Fahrenheitstraat/Thomsonlaan ... bloemen - ook in de etalage: hier zit nu Atelier Valkenbos.

“De klantenkring bestond uit aardige mensen, waarvan je de omstandigheden kende. Trouwden de kinderen hiervan, dan kwamen zij ook weer in de winkel hun bestellingen doen.”
“Er waren wel eens kleine diefstallen. Zo zagen we een keer dat een mevrouw, waar je het helemaal niet van verwacht, haar zakken vulde met de blikjes die in een mand klaar stonden voor de verkoop. In een onbewaakt moment heeft iemand de nieuwe producten die op de toonbank stonden laten verdwijnen. Natuurlijk kwamen er ook klanten voor de sociale contacten. Eén meneer kwam altijd heel vroeg, voordat de mannen van de afslag terugkwamen. Hij kreeg altijd een kopje koffie van de thuisgebleven zuster. Ze had wel meer klanten die voor een praatje speciaal voor haar kwamen.”

“Soms kom ik nog wel eens oud-klanten tegen, want ik ben natuurlijk altijd in de buurt blijven wonen. In het verpleegtehuis, waar mijn jongste zuster verblijft, herkende iemand me nog van vroeger.”

Vakantie

“Vader vond vakantie belangrijk, hij zorgde voor voldoende tijd voor rust.. De winkel ging in het begin veertien dagen dicht en later werden het zelfs drie weken.”

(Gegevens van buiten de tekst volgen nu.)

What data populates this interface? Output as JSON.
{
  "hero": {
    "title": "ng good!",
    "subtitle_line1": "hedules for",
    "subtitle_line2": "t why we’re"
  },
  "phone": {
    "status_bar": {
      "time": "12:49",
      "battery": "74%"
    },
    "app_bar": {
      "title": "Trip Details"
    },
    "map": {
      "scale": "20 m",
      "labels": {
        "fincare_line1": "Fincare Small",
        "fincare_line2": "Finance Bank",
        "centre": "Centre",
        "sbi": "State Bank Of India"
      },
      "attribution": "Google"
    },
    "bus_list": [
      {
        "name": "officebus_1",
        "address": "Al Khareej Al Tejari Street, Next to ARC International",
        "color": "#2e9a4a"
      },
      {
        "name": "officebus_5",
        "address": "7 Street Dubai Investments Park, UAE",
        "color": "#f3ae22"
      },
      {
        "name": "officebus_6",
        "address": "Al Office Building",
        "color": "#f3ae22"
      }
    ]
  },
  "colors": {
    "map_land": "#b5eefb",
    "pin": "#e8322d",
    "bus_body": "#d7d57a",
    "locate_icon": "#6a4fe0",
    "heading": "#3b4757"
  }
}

“Kerstmis was een bijzondere periode. Het waren zware dagen, maar er was nooit spanning. In de winkel heerste een gezellige sfeer. Wel was je na zo’n periode afgepeigerd, maar kerst vierde je zoals iedereen. We hadden een vaste, grote klantenkring, waaronder het Juliana Kinderziekenhuis en het Rode Kruis Ziekenhuis. Maanden voor kerst moest er bij de comestiblesvereniging worden opgegeven welke producten er nodig waren voor de pakketten. Vader was kieskeurig. Er ging niets boven eersteklas kwaliteit en vers gemaakte producten. Daarmee heeft hij ook naam gemaakt. Hij leverde aan mensen in het Westland en zelfs Brabant. Daar woonde iemand die voor meerdere gezinnen tegelijk vis mee nam. Van concurrentie was weinig te merken, ondanks de viswinkels in de Goudenregenstraat en op het Thomsonplein.”

Veranderingen

“Tegenwoordig wordt er veel meer kant en klaar aangeleverd. Er zijn meer beperkingen ten aanzien van de aanvoer van vis, de afslag gaat elektronisch en er zijn steeds meer regels en wetten waaraan de vishandelaar moet voldoen.”
“Alle drie zijn we nooit getrouwd geweest en hebben samen boven de winkel gewoond, totdat de gezondheid roet in het eten gooide. We hadden met elkaar afgesproken dat, zolang moeder nog leefde, we de zaak zouden voortzetten. Vader was in 1969 overleden en moeder is 92 jaar geworden.”

“In 1989 gingen we vanwege een bruiloft van een familielid naar Kenia. Daar kregen we van familie en vrienden steeds het advies om toch te stoppen met de winkel. Inmiddels was ik 69 en mijn zuster die meehielp was 74 jaar oud. Eind 1989 was het dan zover. De winkel is apart verkocht en wij bleven alle drie er boven wonen. Als afscheid organiseerden we feestelijke afscheidsavonden en –middagen in Het Hofje van Nieuwkoop, zowel voor de leveranciers als voor de klanten. Van de klanten kregen we wel 120 bloemstukken, veel kaarten en bonbons. Op 21 maart 2008 is mijn zus overleden en in mei van hetzelfde jaar verhuisde mijn andere zus naar een verpleeghuis.”

“Er zit nu een poppenhuiswinkel in het pand. In de buurt bestaan geen ouderwetse viswinkels meer. Toch heb ik nog steeds contacten uit de oude tijd, maar dat worden er allengs minder.”